Assumptions make an ass out of you.
It’s a shame you left it so late in life to start thinking about having a family.
You must have been desperate to have a child, so you adopted.
It’s shame you couldn’t have a child of your own.
You must be grieving having gone through IVF with no baby to show for it.
Adoption was your last resort.
She’s lucky to have you as her parents.
I’m quite tired of people, some of whom should know better, making assumptions about my life and my motivations, my background, my feelings; I am tired of people not finding room for nuance.

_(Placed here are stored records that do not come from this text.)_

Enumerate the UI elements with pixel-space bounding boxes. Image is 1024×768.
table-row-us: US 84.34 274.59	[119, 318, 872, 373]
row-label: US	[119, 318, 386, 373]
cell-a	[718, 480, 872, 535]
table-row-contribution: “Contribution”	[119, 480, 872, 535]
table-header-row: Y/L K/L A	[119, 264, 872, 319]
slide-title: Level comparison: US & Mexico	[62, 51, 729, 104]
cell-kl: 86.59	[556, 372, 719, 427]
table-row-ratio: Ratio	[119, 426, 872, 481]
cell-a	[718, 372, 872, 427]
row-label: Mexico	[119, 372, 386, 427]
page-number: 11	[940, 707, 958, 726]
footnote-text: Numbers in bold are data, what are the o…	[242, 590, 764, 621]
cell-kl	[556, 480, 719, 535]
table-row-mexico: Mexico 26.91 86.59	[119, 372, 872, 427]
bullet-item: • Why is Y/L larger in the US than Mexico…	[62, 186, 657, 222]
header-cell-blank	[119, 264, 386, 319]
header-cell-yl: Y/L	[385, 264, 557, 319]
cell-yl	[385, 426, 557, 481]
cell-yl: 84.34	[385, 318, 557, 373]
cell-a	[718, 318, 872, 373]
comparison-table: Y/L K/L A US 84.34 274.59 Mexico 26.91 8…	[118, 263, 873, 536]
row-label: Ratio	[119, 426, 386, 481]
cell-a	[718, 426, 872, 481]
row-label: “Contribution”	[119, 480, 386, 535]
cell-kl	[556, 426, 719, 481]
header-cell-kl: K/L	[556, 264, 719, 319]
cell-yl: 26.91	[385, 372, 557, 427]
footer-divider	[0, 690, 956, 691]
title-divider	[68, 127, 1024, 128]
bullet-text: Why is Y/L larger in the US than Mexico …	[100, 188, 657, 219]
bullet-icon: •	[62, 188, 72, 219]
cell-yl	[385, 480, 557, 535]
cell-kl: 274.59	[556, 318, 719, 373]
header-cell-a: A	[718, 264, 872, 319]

In some ways, the age we live in with the hashtag, the tweet, the text-speak, the “here we are with your 30-second news update”, is responsible for our lack of depth. Why bother taking the time to find out how someone really feels when you can hashtag it instead, reduce everyone and their feelings down to 40 characters or an all-emcompassing two-line slogan or even an outright lie? When did it become acceptable to tar everyone with the same un-nuanced brush? As a species we have spent generations, time and effort, lives even, to fighting against the simple, to allowing for complexity, to stop generalisation being the hegemony.

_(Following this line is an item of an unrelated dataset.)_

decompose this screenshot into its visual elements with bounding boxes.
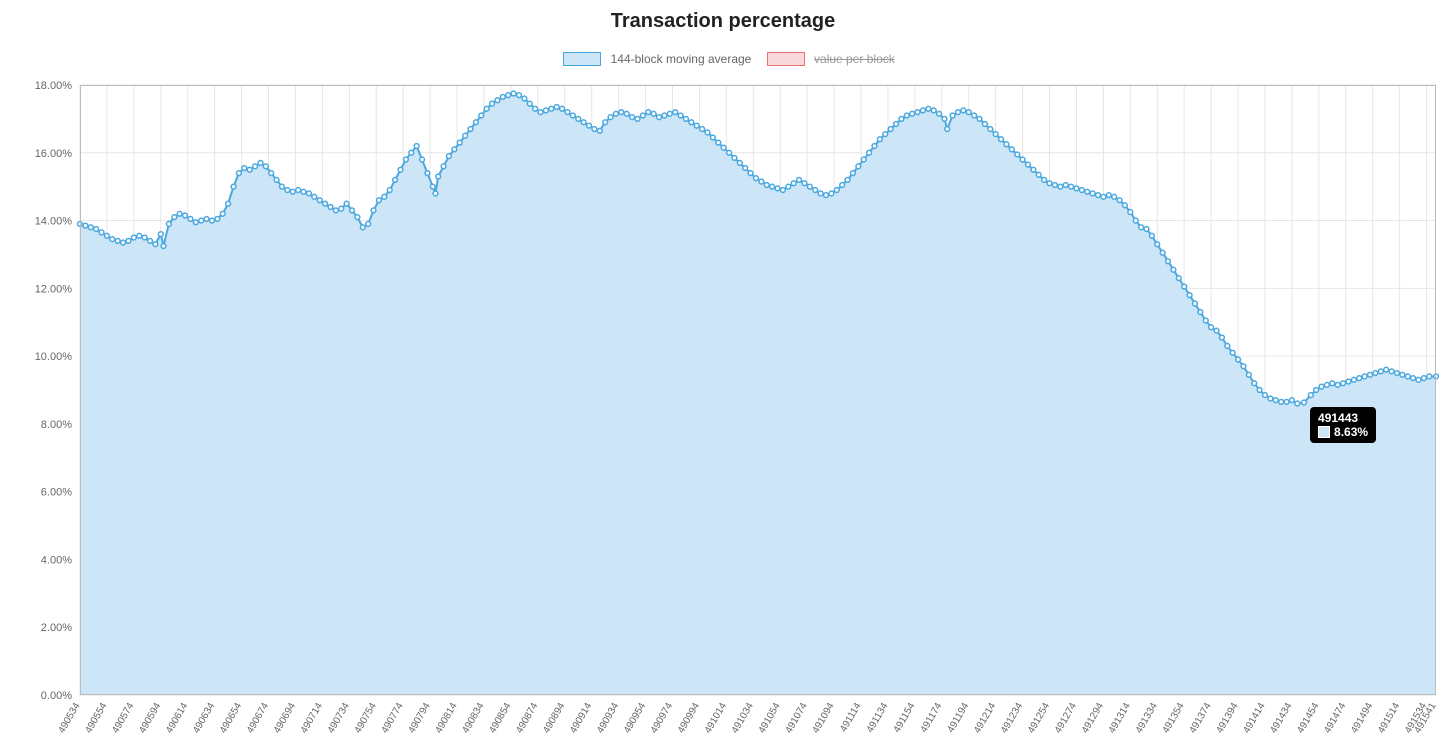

As adopters we all must have been desperate to have a child. As adopters we are buying into a conservative cultural and social, exploitative imperative to form a “traditional” family by whatever means. That as adopters we are putting our own selfish needs ahead of the child’s; that we are supporting the enforced break-up of families to succour our own selfish desires to be parents. Adopters = Desperate, exploitative, selfish.
So here’s some nuance.
I’ve had my script flipped. I’ve recently been thinking that I am not a real parent at all, but a time-limited guardian. That I am only looking after my daughter as an interim step to her eventually being reunited with her real family. It’s a complex switch from certainty in my role as a father, to a somewhat uncertain role as a guardian. It has nothing to do with love; it’s not possible for me to feel a greater depth of love (nor a deeper connection) than I do for my daughter. It has something certainly to do with my age, that of my partner’s; the likelihood of us being alive much beyond our daughter’s 35th birthday being statistically slim. It has something to do with the ties of blood that I certainly feel for my siblings, that my daughter may well feel for hers when she is old enough to understand that she has them. It has something to do with reading about, and seeing, reunions of adopted children with their birth parents and birth siblings; the adopters are ghosts at best in these reunion stories, references to 30 or 40 years of parenting fleeting.
I know that’s the point of these stories; that’s the editorial.
But it came to me as I visited my own father’s grave. Actually, that’s what we all really do; prepare our children not to be with us anymore, however we arrived at parenthood. We love and care, nurture and teach, to let them go, wherever their life’s path takes them. Then our role is to be the net below their life’s tightrope; we catch them if and when they fall.
We are all just guardians, as were my parents, as my child may well be. But done with love, that’s the most important job of all.